One late afternoon in early April I was sitting at a table with my wife while we sipped wine and looked out the windows beside us to the falling sun. I am a life-long lover of the interplay between shadows and light as they share an infinitude of their own limitless variations with each other. The magic of this never ending dance never ceases to fascinate me.

We live on a hilltop southwest of downtown Austin, overlooking a valley and the hills beyond, and another larger, adjacent sprawling valley that is a wildlife preserve called Wild Basin. All of it a vast, ever-evolving palette of shadows and light.
But on this afternoon the thing that caught my eye was only a few feet away from me and it was something that I look at many times every day. But I’d never seen it the way I saw it at that moment. On a wooden cabinet with an old antique slate clock are a collection of some of the shell fossils I’ve collected by the scores over the decades of living on this hilltop. At that moment one particular shell stood out to me, and I saw it as if I were someone else, outside of myself.

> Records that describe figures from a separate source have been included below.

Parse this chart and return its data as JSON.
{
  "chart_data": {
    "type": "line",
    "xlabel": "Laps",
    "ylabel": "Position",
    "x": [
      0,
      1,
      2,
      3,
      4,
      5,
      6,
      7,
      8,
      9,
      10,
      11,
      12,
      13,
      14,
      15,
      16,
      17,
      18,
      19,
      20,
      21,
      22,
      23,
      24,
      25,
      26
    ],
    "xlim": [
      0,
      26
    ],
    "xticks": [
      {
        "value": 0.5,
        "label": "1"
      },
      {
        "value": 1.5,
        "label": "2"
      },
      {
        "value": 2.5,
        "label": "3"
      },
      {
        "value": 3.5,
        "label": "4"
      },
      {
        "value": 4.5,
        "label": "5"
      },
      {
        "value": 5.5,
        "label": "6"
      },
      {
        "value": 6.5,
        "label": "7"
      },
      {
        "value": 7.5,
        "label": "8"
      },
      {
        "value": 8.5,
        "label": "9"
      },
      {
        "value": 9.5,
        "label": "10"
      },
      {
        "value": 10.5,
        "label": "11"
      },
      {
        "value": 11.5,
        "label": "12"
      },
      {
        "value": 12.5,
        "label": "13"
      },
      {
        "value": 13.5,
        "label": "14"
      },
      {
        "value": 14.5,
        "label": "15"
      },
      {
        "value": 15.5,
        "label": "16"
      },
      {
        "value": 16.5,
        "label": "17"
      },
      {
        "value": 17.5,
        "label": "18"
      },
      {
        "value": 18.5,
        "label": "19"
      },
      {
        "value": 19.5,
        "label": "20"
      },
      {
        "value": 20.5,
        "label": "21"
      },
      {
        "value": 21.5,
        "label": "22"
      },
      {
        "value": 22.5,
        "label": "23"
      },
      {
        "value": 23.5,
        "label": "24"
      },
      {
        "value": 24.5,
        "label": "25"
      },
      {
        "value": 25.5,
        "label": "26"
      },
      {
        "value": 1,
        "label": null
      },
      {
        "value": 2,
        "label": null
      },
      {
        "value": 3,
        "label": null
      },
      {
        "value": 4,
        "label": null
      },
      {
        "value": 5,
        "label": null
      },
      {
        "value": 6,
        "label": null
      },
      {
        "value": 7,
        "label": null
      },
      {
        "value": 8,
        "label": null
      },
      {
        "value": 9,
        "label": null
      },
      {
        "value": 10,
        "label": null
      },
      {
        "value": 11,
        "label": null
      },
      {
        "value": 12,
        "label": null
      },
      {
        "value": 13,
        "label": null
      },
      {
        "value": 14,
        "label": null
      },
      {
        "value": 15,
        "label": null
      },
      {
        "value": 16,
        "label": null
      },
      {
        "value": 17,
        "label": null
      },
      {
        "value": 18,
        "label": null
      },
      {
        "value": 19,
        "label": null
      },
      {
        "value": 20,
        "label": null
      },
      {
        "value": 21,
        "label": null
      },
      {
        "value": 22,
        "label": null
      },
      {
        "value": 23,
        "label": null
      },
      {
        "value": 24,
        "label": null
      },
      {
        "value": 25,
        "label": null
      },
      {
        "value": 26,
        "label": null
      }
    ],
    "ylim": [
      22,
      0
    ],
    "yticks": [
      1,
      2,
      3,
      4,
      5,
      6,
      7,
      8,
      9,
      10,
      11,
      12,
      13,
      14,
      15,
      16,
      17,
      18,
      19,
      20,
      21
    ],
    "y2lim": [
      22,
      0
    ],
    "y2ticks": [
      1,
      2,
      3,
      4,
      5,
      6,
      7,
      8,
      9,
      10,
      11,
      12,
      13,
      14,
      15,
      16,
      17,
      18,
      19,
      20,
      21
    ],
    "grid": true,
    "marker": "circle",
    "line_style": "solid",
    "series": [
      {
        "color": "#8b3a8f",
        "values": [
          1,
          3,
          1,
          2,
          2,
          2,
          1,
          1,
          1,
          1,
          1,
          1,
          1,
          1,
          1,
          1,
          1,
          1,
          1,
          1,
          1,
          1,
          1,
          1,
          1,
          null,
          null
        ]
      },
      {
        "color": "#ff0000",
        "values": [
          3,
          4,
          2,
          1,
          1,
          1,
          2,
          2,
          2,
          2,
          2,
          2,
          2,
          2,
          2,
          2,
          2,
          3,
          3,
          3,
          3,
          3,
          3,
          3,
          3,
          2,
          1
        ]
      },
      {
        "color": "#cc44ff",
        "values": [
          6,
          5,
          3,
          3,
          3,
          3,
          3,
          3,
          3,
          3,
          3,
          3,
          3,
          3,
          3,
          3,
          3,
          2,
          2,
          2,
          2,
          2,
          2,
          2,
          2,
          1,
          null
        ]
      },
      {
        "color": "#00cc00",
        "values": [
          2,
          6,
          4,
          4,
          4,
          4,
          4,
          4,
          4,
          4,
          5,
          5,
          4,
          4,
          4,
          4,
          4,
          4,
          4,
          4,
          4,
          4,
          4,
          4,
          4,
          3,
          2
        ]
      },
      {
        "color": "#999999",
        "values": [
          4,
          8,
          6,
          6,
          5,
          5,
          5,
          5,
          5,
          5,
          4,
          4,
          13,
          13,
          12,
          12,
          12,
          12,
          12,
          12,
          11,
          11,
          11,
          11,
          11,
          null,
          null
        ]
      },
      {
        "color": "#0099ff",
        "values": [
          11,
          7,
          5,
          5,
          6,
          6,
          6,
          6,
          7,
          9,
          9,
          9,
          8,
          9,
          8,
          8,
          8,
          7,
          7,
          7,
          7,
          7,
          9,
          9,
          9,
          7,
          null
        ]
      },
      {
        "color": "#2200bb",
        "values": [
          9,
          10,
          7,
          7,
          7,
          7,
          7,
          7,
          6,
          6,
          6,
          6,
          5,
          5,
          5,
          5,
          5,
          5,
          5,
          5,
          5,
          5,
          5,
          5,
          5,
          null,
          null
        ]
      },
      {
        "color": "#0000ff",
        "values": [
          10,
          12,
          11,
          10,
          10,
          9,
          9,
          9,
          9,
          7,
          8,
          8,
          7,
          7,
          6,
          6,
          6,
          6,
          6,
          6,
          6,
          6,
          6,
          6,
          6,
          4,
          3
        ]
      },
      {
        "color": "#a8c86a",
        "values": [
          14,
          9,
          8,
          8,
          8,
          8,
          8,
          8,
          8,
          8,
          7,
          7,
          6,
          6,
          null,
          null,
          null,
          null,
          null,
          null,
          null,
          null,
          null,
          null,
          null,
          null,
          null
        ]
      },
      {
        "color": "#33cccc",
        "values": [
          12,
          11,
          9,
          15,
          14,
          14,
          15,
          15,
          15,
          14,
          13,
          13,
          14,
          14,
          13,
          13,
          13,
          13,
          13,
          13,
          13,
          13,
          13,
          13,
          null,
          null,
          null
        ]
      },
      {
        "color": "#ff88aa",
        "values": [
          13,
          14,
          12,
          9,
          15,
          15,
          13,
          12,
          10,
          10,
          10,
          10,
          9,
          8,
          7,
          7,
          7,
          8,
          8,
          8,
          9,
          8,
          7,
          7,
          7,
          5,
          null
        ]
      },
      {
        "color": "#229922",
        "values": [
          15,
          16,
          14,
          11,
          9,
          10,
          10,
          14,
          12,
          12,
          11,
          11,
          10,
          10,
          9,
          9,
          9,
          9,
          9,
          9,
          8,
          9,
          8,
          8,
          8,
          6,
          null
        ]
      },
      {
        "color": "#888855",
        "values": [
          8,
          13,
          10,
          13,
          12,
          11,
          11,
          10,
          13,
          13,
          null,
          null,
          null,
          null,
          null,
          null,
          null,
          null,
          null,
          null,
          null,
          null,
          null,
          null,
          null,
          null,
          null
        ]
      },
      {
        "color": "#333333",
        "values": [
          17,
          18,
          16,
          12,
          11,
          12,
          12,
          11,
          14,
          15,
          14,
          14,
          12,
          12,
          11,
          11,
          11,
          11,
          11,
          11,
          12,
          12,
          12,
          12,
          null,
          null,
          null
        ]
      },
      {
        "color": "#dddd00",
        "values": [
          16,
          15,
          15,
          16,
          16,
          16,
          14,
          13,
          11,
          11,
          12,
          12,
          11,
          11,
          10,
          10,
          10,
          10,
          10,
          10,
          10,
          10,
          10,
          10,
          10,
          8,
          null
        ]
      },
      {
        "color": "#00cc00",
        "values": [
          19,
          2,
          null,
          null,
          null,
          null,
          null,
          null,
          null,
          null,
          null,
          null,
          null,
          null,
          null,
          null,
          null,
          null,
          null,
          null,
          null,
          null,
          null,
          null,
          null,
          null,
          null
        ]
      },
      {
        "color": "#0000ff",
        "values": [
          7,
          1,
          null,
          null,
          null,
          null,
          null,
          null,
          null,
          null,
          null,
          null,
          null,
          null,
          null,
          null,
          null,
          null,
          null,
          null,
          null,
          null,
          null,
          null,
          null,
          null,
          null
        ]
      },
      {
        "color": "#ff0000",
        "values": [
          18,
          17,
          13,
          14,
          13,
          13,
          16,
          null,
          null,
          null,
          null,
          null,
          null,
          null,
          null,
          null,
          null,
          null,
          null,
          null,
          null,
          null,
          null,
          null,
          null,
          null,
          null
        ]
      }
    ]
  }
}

For millennia that shell fossil lay in compressed darkness. Numberless millennia passed. Rain. Wind. Storms. Heat. Erosion. Drought. All things in nature worked the fossil toward the surface. And then a man built a stone building, a library, nearby and in the process disturbed the last few feet of earth from above the fossil. Near the surface now, more years passed, rain, wind, storms. Erosion. Then one day that curious man saw the fossil peeking through the dust and picked it up. He washed it off, cleaned and it put it on a wooden chest by an old slate clock that measured time in a way the fossil had never known. And then late one April afternoon a sunbeam silently approached the fossil and rested upon it for a moment before moving on to dusk.

And in that moment the man saw it. Light on an object that had travelled untold millennia in darkness beneath the earth for its moment in the sun.

What are the odds of the slow magic of that?